Ada seorang syaikh sedang berjalan-jalan di tepian sebuah sungai, ia melihat seorang anak kecil yang belum mencapai usia baligh, sedang berwudhu sambil menangis. Hal itu menarik perhatiannya, maka ia bertanya, “Wahai anak kecil, apa yang membuatmu menangis??”

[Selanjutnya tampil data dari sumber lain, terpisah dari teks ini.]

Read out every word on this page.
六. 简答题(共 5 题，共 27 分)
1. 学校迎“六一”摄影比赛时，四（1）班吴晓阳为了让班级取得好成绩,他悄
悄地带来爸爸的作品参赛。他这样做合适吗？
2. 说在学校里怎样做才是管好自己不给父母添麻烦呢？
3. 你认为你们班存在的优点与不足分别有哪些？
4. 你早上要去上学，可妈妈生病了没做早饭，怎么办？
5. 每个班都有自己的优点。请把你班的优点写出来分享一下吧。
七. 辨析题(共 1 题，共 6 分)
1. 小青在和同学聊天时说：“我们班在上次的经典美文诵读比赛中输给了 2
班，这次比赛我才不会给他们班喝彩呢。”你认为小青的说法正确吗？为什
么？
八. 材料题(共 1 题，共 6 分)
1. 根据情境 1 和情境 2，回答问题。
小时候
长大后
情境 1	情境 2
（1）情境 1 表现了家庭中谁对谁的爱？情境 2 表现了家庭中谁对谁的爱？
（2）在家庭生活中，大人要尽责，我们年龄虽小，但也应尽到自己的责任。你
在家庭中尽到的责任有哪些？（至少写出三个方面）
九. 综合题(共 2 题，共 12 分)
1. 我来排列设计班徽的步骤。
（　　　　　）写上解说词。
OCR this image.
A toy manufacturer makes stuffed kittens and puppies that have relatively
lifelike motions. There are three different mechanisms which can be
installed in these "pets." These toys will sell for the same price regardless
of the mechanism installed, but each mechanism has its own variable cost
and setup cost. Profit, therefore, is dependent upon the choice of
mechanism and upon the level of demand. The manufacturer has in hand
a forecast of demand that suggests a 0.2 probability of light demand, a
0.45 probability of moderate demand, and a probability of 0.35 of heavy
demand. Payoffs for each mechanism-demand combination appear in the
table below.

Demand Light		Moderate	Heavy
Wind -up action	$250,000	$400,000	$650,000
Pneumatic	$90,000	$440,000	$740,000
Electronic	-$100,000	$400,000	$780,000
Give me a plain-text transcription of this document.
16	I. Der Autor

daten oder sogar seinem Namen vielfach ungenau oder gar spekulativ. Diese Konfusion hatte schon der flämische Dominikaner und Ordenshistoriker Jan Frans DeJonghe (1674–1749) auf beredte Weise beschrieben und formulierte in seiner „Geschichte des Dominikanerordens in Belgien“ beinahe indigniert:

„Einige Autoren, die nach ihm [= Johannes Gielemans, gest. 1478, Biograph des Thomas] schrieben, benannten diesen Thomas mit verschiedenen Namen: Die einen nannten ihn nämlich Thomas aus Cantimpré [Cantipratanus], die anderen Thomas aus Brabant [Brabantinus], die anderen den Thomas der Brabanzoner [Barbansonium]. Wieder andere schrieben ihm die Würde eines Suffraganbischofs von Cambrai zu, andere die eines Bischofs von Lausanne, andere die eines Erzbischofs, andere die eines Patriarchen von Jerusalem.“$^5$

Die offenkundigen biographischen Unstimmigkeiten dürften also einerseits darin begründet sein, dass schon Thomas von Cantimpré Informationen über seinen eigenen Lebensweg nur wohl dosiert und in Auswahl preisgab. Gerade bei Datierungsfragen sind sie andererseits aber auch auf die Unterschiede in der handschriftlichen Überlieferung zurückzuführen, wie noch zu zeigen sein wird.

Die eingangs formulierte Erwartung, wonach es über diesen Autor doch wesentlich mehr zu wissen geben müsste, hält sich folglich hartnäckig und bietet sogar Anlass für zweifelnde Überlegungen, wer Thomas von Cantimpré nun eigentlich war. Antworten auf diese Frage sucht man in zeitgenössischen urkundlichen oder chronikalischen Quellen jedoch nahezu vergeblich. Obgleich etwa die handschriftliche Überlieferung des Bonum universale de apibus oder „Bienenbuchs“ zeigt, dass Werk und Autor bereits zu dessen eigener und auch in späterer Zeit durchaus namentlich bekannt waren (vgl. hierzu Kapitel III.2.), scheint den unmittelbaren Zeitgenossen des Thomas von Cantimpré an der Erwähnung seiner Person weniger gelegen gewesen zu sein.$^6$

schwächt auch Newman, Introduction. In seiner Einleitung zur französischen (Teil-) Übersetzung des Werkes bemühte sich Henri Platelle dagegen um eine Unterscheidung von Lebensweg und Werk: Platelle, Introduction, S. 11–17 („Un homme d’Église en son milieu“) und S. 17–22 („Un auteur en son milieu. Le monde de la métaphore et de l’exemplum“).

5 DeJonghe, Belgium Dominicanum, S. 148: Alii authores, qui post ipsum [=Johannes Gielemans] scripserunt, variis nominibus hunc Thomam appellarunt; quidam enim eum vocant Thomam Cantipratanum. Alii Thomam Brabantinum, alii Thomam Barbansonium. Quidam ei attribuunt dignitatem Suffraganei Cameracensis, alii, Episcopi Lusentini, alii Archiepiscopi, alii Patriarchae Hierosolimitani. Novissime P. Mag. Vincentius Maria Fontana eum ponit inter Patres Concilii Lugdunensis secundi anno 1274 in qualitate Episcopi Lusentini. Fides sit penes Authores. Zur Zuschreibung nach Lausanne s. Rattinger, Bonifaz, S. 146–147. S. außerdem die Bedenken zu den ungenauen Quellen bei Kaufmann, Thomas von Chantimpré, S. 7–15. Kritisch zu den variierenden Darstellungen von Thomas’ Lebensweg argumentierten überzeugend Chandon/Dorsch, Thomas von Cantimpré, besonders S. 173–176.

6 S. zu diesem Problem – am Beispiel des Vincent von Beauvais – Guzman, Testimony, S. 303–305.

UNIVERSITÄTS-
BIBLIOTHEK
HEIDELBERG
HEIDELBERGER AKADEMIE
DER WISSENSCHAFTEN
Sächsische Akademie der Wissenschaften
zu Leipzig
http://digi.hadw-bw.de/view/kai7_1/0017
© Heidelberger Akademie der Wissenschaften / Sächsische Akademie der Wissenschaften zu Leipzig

Anak itu berkata, “Wahai Tuan, saya sedang membaca Al Qur’an, hingga hingga pada firman Allah (yakni Surah at Tahrim ayat 6, yang artinya) :
Hai orang-orang yang beriman, peliharalah dirimu dan keluargamu dari api neraka yang materi bakarnya yaitu insan dan batu. Para penjaganya yaitu malaikat-malaikat yang kasar, yang keras, yang tidak mendurhakai Allah terhadap apa yang diperintahkan-Nya kepada mereka, dan selalu mengerjakan apa yang diperintahkan-Nya (kepada mereka). Wahai Tuan, sehabis membaca ayat ini, saya sangat ketakutan kalau-kalau Allah akan memasukkan saya ke dalam neraka!!”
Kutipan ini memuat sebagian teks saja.